Multiagent learning is challenging when agents face mixed-motivation interactions, where conflicts of interest arise as agents independently try to optimize their respective outcomes. Recent advancements in evolutionary game theory have identified a class of “zero-determinant” strategies, which confer an agent with significant unilateral control over outcomes in repeated games. Building on these insights, we present a comprehensive generalization of zero-determinant strategies to stochastic games, encompassing dynamic environments. We propose an algorithm that allows an agent to discover strategies enforcing predetermined linear (or approximately linear) payoff relationships. Of particular interest is the relationship in which both payoffs are equal, which serves as a proxy for fairness in symmetric games. We demonstrate that an agent can discover strategies enforcing such relationships through experience alone, without coordinating with an opponent. In finding and using such a strategy, an agent (“enforcer”) can incentivize optimal and equitable outcomes, circumventing potential exploitation. In particular, from the opponent’s viewpoint, the enforcer transforms a mixed-motivation problem into a cooperative problem, paving the way for more collaboration and fairness in multiagent systems.

查看原文本刊更多论文

双智能体随机博弈中的单边激励对齐

当智能体面临混合动机交互时，多智能体学习是具有挑战性的，当智能体独立尝试优化各自的结果时，会产生利益冲突。进化博弈论的最新进展已经确定了一类“零决定”策略，它赋予代理人对重复博弈结果的显著单方面控制。在这些见解的基础上，我们提出了零决定策略对随机博弈的全面概括，包括动态环境。我们提出了一种算法，允许代理发现执行预定线性（或近似线性）收益关系的策略。我们特别感兴趣的是两种收益相等的关系，这是对称游戏中公平性的代表。我们证明了智能体可以通过经验发现执行这种关系的策略，而不需要与对手协调。在发现和使用这种策略时，代理人（“执行者”）可以激励最优和公平的结果，避免潜在的剥削。特别是，从对手的角度来看，执行者将混合动机问题转化为合作问题，为多智能体系统中更多的协作和公平铺平了道路。
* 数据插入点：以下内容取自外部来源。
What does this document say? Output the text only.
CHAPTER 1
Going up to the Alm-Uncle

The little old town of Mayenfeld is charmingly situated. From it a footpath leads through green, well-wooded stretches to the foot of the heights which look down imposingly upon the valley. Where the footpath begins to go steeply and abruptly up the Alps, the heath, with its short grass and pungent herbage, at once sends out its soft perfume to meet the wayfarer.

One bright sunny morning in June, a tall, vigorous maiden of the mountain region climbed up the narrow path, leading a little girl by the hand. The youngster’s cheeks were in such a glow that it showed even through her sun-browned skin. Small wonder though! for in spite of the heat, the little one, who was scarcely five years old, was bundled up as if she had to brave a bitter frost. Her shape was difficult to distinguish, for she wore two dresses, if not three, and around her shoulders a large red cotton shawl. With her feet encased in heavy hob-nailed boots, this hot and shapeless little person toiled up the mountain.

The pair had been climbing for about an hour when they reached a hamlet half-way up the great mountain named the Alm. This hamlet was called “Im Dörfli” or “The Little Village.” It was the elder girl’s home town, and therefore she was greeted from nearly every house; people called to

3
本文章由计算机程序翻译，如有差异，请以英文原文为准。

求助全文

约1分钟内获得全文求助全文

来源期刊

Proceedings of the National Academy of Sciences of the United States of America 综合性期刊-综合性期刊

CiteScore

19.00

自引率

0.90%

发文量

3575

审稿时长

2.5 months

期刊介绍： The Proceedings of the National Academy of Sciences (PNAS), a peer-reviewed journal of the National Academy of Sciences (NAS), serves as an authoritative source for high-impact, original research across the biological, physical, and social sciences. With a global scope, the journal welcomes submissions from researchers worldwide, making it an inclusive platform for advancing scientific knowledge.